Happy Monday, Artsies!  Hope everyone had a wonderful holiday weekend.  This week’s Masterworks Monday artist is one of my all-time faves, American Realist painter Edward Hopper.   A feeling of melancholy tends to pervade most of Hopper’s work, but maybe that is why they appeal to me.  His scenes seem so very real, not just in their sense of time and of place, but in the capturing of a moment.  Early mornings in small towns DO feel desolate, being an attendant at a gas station on a far off country road WOULD be lonely. 

Early Sunday Morning by Edward Hopper

Image via Whitney Museum of American Art

Gas by Edward Hopper

Image via Museum of Modern Art

Don’t you want to know what’s going on with this young blonde movie usher?  Is she sad?  Is she contemplating making a change in her life? 

New York Movie by Edward Hopper

Image via Museum of Modern Art

Despite the lone figures or desolate landscapes, Hopper’s images are filled with light and in that, create a sense of hope within the isolation.  Early morning means it is a new day.. light coming in a window means that there is an escape from the darkness.  Whether this is what Hopper intended or not, it is what I personally take from his work.

 Morning Sun by Edward Hopper

Image via The New York Times

How about you?  What do you see in Hopper’s work?  How does it make you feel?

 

 

 

 

2 Responses to “Masterworks Monday: Edward Hopper”
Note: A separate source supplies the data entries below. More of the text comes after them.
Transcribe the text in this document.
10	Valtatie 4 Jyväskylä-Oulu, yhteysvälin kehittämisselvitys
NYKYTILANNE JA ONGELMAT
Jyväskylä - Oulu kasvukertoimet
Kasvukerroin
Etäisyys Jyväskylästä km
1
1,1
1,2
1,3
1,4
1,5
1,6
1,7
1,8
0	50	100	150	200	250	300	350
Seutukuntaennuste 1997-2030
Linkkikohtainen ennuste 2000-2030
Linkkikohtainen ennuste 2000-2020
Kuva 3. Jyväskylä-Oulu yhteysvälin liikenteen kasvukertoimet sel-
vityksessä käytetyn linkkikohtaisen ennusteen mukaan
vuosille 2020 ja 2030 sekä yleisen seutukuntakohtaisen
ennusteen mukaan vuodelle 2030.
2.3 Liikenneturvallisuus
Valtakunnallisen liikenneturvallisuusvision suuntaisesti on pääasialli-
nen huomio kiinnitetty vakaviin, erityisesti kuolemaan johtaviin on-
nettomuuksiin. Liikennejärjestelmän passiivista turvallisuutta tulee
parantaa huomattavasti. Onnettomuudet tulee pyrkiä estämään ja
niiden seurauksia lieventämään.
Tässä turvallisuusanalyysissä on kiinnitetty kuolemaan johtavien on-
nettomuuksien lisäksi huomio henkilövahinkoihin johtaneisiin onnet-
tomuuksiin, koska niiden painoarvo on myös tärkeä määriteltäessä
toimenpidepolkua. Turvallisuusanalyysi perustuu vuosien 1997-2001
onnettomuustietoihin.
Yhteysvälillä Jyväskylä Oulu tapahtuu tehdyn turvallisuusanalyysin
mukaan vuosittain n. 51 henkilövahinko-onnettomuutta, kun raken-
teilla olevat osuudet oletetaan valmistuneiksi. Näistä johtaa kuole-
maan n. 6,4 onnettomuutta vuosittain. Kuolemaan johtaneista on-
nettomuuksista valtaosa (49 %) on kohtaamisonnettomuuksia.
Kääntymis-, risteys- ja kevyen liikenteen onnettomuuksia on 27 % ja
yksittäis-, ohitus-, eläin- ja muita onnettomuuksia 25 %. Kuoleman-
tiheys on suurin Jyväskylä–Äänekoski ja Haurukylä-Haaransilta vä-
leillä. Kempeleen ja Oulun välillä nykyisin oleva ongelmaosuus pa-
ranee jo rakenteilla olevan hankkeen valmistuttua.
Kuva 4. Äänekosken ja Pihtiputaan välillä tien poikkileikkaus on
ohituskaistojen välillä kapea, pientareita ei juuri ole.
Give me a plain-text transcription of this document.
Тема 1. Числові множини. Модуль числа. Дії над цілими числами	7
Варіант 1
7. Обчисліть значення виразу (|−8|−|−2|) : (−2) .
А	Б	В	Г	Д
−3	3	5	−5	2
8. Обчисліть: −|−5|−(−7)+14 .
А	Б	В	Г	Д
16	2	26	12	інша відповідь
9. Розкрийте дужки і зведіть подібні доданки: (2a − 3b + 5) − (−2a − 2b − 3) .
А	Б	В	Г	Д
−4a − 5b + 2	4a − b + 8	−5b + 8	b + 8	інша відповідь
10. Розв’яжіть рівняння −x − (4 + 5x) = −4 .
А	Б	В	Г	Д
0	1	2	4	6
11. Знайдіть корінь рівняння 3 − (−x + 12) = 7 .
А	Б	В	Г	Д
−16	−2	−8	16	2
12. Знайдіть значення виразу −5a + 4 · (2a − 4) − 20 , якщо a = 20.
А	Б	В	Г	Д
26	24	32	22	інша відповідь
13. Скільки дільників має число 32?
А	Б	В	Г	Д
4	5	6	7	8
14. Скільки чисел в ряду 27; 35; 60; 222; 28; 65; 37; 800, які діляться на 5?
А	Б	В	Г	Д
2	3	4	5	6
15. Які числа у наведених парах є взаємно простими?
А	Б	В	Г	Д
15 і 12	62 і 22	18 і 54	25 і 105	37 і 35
  1. whatsnormality April 25, 2011 at 10:33 am #

    hmm, his paintinngs do portray a sense of lonliness, don’t they? Especially the last painting in the post, “Morning Sun.” I find myself feeling slightly disturbed and emotional for the girl on the bed, as her facial expression shows some pretty grim feelings that I can’t quite place (is she sad? Hurt? Lonely?) and what is she seeing as she looks out the window? We see part of a building similar to the structure in the first painting, but I wonder if she is gazing out into another empty, lonely area like the subjects of some of his other works. I suppose it’s up to the viewer to determine whether she is seeing something hopefull, or empty.
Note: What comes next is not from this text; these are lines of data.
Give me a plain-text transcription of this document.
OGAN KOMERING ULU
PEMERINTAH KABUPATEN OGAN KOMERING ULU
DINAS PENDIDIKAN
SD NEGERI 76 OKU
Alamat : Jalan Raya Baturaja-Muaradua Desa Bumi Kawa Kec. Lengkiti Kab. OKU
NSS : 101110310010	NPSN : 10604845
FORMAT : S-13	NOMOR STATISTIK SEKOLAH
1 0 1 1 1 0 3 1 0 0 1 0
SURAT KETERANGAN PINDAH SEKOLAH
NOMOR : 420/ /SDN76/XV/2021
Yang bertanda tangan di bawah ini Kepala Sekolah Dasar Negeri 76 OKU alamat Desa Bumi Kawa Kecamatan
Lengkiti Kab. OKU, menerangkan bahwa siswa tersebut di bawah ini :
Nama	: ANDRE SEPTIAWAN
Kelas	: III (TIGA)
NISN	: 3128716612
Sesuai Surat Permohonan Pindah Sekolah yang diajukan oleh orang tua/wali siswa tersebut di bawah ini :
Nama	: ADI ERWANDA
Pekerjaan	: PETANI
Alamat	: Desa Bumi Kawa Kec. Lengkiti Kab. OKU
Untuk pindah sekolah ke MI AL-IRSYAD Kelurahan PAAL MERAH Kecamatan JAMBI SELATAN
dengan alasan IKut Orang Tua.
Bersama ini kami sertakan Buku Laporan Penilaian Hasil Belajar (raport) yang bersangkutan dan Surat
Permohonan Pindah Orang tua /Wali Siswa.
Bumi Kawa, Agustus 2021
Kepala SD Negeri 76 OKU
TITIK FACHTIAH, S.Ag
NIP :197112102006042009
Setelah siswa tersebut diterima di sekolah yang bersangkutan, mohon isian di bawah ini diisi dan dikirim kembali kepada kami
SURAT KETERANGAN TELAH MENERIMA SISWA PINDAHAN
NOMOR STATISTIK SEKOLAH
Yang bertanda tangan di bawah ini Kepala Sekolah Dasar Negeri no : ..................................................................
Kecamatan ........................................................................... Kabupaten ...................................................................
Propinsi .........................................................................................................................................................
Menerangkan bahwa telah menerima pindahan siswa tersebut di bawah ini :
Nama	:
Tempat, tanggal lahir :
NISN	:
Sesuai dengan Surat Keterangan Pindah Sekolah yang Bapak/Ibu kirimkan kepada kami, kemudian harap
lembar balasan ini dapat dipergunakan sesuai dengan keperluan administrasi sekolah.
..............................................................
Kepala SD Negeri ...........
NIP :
    • Lesley April 25, 2011 at 6:01 pm #

      You’re right, most of them do portray a feeling of loneliness. But for some reason, “Morning Sun” has always seemed more hopeful to me. Maybe it’s the light or the fact that she is looking out into the light and her expression seems more thoughtful to me than grim. But maybe I am projecting my own optimism on the work?